Formula Upah Minimum 2025 Bakal Dirombak Imbas Uji Bahan UU Cipta Kerja Dikabulkan MK

JAKARTA – Kementerian Ketenagakerjaan ( Kemnaker ) berada dalam mengkaji ulang terkait formula kenaikan upah minimum tahun 2025, menyusul putusan MK nomor 168/PUU-XXI/2023 terkait UU Cipta Kerja .Direktur Jenderal Pembinaaan Hubungan Industrial juga Pemastian Sosial (PHI Jamsos) Kemnaker, Indah Anggoro Putri mengatakan, formula pengupahan yang sebelumnya diatur pada PP 51 tahun 2023 tentang Pengupahan telah tiada berlaku lagi.
Hal itu mengingat regulasi yang disebutkan merupakan aturan turunan dari UU Cipta Kerja yang mana berhasil digugat.”Nanti berubah (formula pengupahan 2025), kami lagi kaji (perubahan PP 51/2023 tentang Pengupahan),” kata Indah ketika dihubungi MNC Portal, Kamis (21/11/2024).

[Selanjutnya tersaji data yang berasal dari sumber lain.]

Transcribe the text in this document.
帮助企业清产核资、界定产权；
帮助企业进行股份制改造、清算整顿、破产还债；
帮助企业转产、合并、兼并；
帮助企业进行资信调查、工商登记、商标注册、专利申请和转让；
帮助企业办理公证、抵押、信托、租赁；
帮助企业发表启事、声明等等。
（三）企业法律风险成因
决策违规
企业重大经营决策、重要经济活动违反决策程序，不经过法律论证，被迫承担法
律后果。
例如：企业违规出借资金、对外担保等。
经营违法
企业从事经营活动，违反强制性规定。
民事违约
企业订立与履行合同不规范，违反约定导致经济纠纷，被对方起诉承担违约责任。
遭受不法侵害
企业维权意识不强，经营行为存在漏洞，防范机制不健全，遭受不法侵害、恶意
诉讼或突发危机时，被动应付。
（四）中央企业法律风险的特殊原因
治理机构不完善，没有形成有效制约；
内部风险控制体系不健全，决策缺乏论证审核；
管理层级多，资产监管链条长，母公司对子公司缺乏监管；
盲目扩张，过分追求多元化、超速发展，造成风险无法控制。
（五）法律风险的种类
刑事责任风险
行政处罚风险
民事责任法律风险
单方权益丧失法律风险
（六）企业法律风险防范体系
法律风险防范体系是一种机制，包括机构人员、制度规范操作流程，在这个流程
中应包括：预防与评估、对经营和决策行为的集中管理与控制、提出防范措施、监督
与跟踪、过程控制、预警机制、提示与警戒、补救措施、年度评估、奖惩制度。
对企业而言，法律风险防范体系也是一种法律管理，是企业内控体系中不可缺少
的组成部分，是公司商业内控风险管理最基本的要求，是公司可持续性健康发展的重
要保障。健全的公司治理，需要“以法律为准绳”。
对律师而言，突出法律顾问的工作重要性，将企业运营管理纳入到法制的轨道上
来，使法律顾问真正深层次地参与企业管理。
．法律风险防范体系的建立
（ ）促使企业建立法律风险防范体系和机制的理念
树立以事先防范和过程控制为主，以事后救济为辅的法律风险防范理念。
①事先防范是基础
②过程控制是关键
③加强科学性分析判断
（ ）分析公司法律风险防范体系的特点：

Meski demikian, Indah memastikan, pengumuman Upah Minimum Provinsi (UMP) tahun 2025 akan dilaksanakan di area seluruh Provinsi se-Indonesia sebelum Januari 2025. Perubahan PP 51/2023 akan menjadi acuan baru menentukan nasib besaran upah minimum di tempat setiap daerah.
“Sebelum Januari 2025 kita tetapkan (besaran upah minimum 2025),” lanjut Indah singkat.
Sebagai informasi terdapat beberapa inovasi pada materi pada bab IV Ketenagakerjaan UU Cipta Kerja, salah satunya adalah terkait pengupahan.
Pengupahan berdasarkan Putusan Mahkamah Konstitusi Nomor 168/PUU-XXI/2023 mengalami beberapa perubahan. Seperti penghidupan layak bagi pekerja/buruh diperluas maknanya, mencakup penghasilan yang mana wajar untuk memenuhi keinginan lalu kesejahteraan pekerja/buruh juga keluarganya, termasuk pendidikan, kesehatan, juga jaminan hari tua.
Kemudian Dewan Pengupahan Daerah, termasuk pemerintah daerah, ikut serta di perumusan kebijakan pengupahan, yang mana nantinya menjadi komponen bagi pemerintah pusat pada menetapkan kebijakan upah.
Selain itu melalui putusan MK yang dimaksud juga dilaksanakan perluasan makna terkait variabel indeks tertentu yang tersebut sebelumnya menjadi formula di penghitungan upah minimum.
Indeks tertentu diartikan sebagai kontribusi tenaga kerja terhadap perkembangan ekonomi daerah, juga mempertimbangkan kepentingan perusahaan, pekerja/buruh, juga prinsip proporsionalitas untuk memenuhi hidup layak bagi pekerja/buruh.